Otra mirada a la CEP: el ciudadano corrupto

Joaquín García Huidobro | Sección: Política, Sociedad

La encuesta CEP es muy interesante, pero está incompleta. En ella se evalúa el parecer ciudadano sobre los carabineros, el Congreso, las iglesias, la prensa, etc., pero ¿por qué no se nos evalúa a nosotros, los ciudadanos?

Alguien podría decir que no resulta fácil medir la confiabilidad de 17 millones de chilenos, pero aquí no se trata sólo de un problema metodológico. Esta omisión tiene que ver con el modo en que los chilenos hemos comenzado a concebir la democracia y el modo como ejercemos la ciudadanía.

El ciudadano ha pasado a ser un consumidor de servicios de gobierno, de seguridad, judiciales, religiosos, educacionales, etc. Él acude a las urnas cada par de años, manda a sus hijos a la escuela, y escucha el sermón dominical, pero lo hace como un espectador o, peor, como un cliente, que cree que con su voto o su presencia ya ha prestado un gran servicio, y a cambio le corresponde exigir todo.

Como en el mercado “el cliente siempre tiene la razón”, a nadie se le ocurre evaluarlo. A lo más, se examinan sus hábitos de consumo: si ve programas políticos en TV (42%) o si conversa de esos temas en familia (50%). ¡Para la mitad de los chilenos, el destino de la República no parece ser un tema de conversación con los hijos!

Nada hay más importante en una democracia que la calidad de los ciudadanos. Si el gobierno o un diputado son malos, podemos cambiarlos en la próxima elección, pero ¿qué pasa cuando son los ciudadanos los que no están a la altura?

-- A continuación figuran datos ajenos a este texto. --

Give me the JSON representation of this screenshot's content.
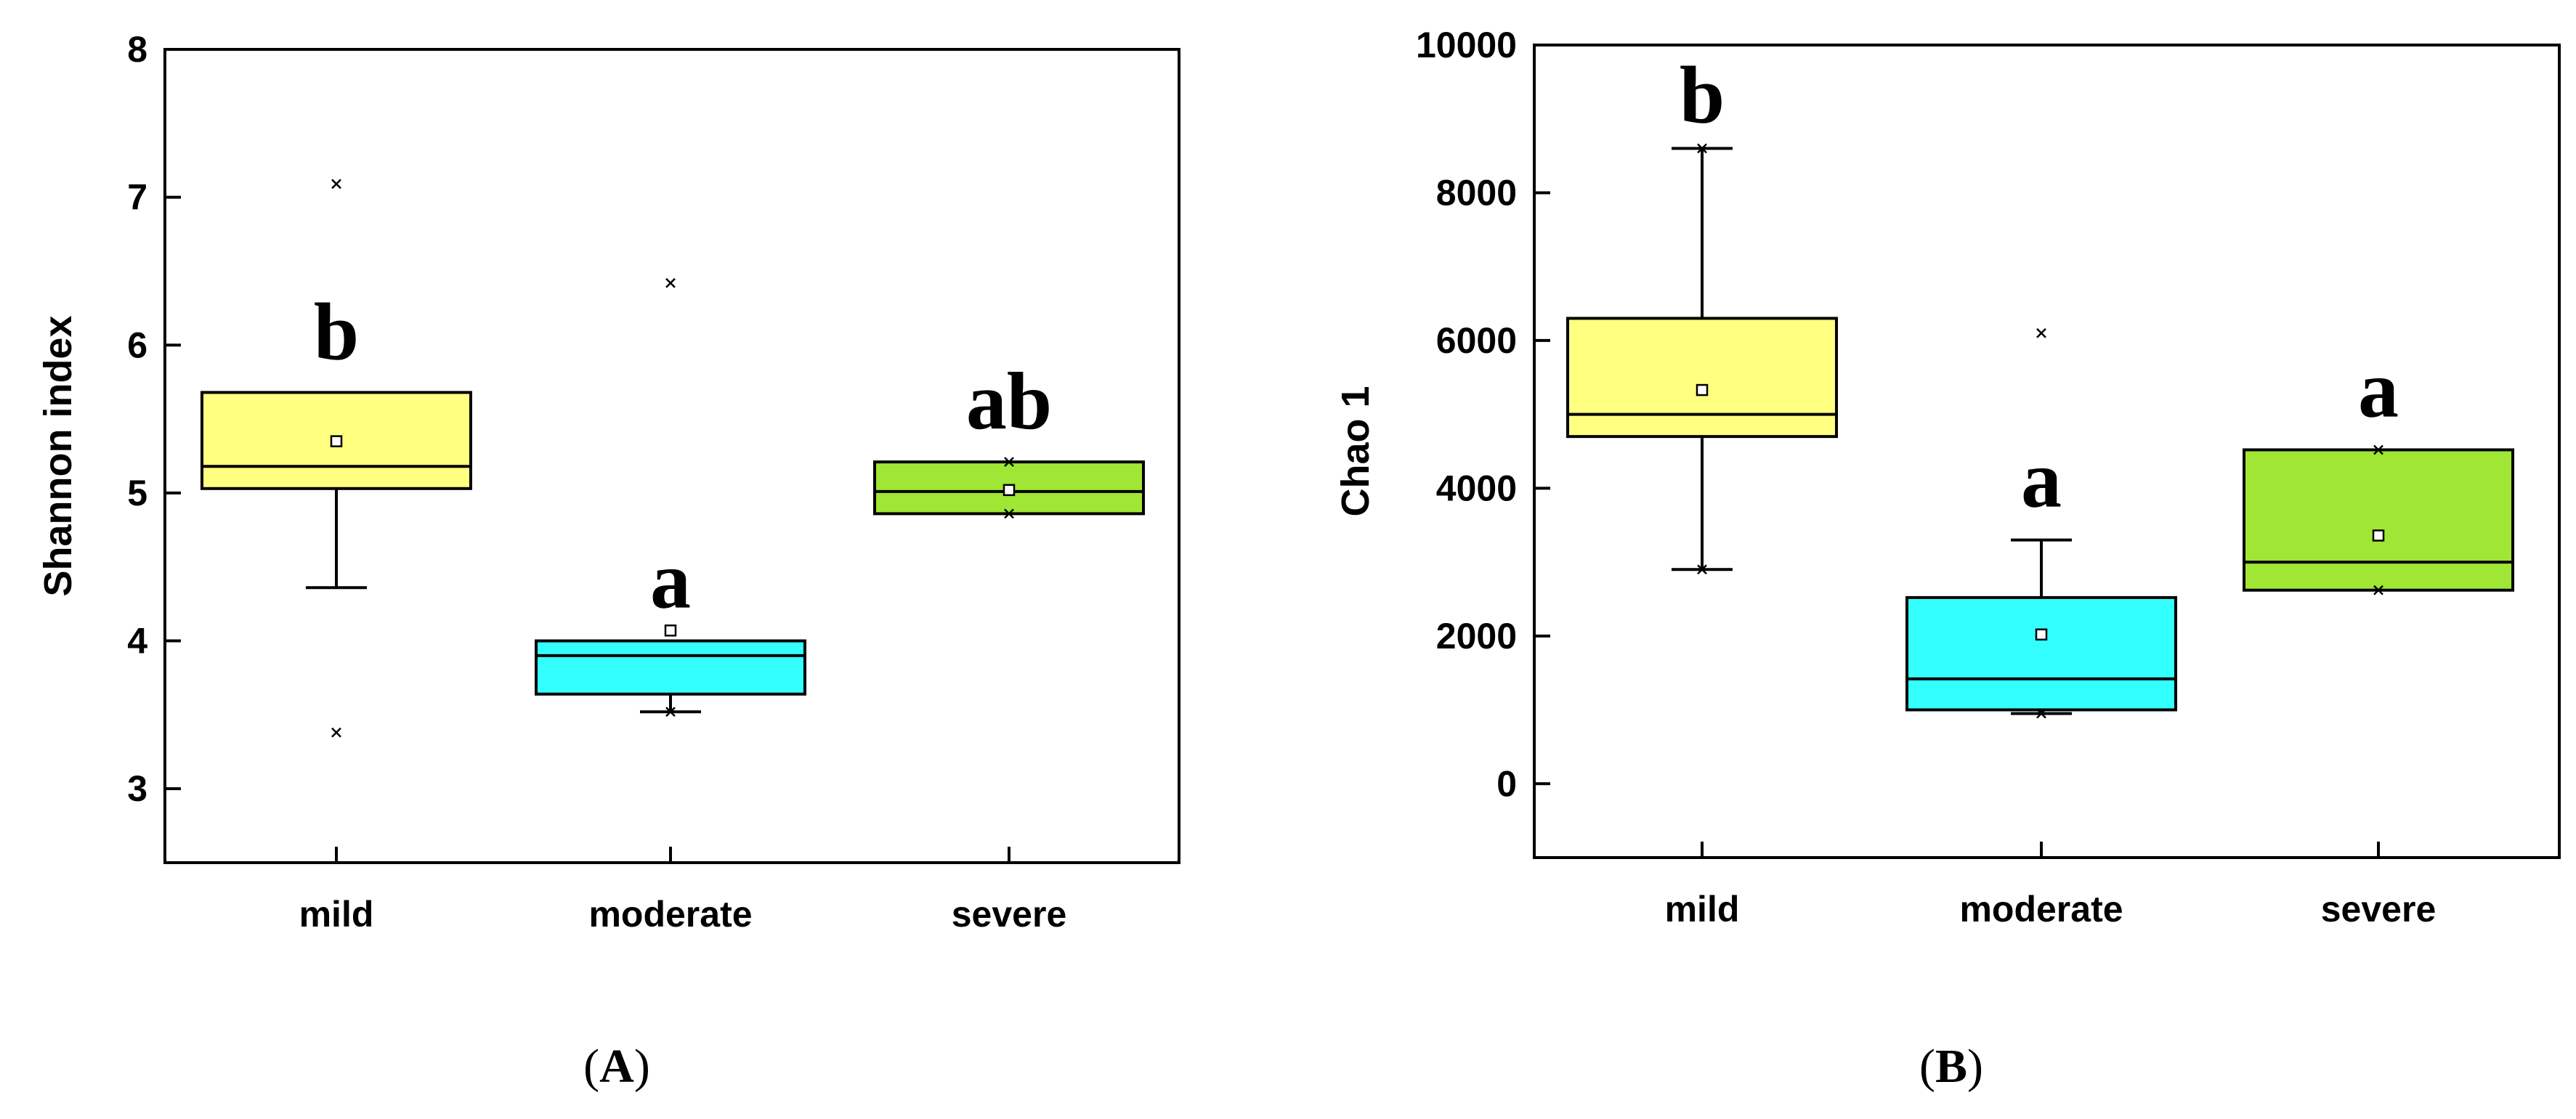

El problema no es sólo nuestro: la crisis económica europea, o el crónico déficit fiscal de los EE.UU., se relacionan con la incapacidad de los gobiernos de tomar medidas dolorosas, porque los ciudadanos no las aceptarían. Franceses y griegos reclaman contra Merkel porque trata de mantener la casa europea en orden. Y Merkel –¡oh, paradoja!– llegó al gobierno porque los alemanes estaban descontentos con las medidas de austeridad que tomó el socialdemócrata Schröder. Ahora perderá, es casi seguro, las próximas elecciones, porque no ha podido saciar las esperanzas de los electores.

¿Es el problema la corrupción de los políticos o, más bien, la irresponsabilidad o, incluso, la corrupción de los ciudadanos, que, como niños caprichosos, sólo estamos dispuestos a tomar lo que resulte dulce a nuestros paladares?

Entre nosotros, el ministro Felipe Larraín tiene un significativo porcentaje de desaprobación, 33%, frente a un 21% de evaluación positiva. ¿Es incompetente? A nadie se le ocurriría decir algo semejante. ¿Un irresponsable? Tampoco. Simplemente sucede que es el mensajero de las malas noticias. Nos recuerda que hay una crisis económica en todas partes, salvo en Chile, y que debemos manejar nuestras finanzas con cuidado. Parece que los ciudadanos sólo queremos oír cosas agradables. Preferimos los ministros simpáticos.

Veamos otro ejemplo de ciudadanía poco coherente: Michelle Bachelet tiene un 76% de evaluación positiva; Ricardo Lagos apenas un 37%. Se trata de una evaluación de figuras políticas, no de saber a quién convidaríamos a un happy hour. ¿Hay alguien que, de verdad, piense que la primera fue mejor gobernante que el segundo? Confundimos lo bueno con lo agradable; queremos presidentes simpáticos. Mala señal.

A veces las cosas van más allá de una simple irresponsabilidad, y entran de lleno en la corrupción. Aunque no estamos acostumbrados a pensar en la figura del ciudadano corrupto, es muy real. Es corrupto el ciudadano que piensa que está por encima de la ley, incluidas las leyes sociales; el que vota no al mejor candidato, sino al que milita bajo su misma tienda; el que se queja de la inmoralidad de la televisión, pero mantiene el rating de los programas que destruyen aquello que él más valora; el que considera intocable el principio de autoridad, pero desacredita al profesor que tuvo la osadía de poner mala nota o castigar a su hijo.

No todas estas conductas son igualmente graves, pero todas tienen algo de corrupción, un mal que no está allá lejos, en el Estado, sino entre nosotros.

El hecho de que buena parte del problema seamos nosotros mismos representa una ventaja, porque la solución empieza por casa. Se nos aplica lo que San Agustín decía a esos contemporáneos suyos que se quejaban de lo mal que estaban los tiempos: “vivamos bien, y serán buenos tiempos. Los tiempos somos nosotros; como somos nosotros, así serán los tiempos”. Es un mensaje tan optimista como exigente.

 

 

Nota: Este artículo fue publicado originalmente por El Mercurio de Santiago.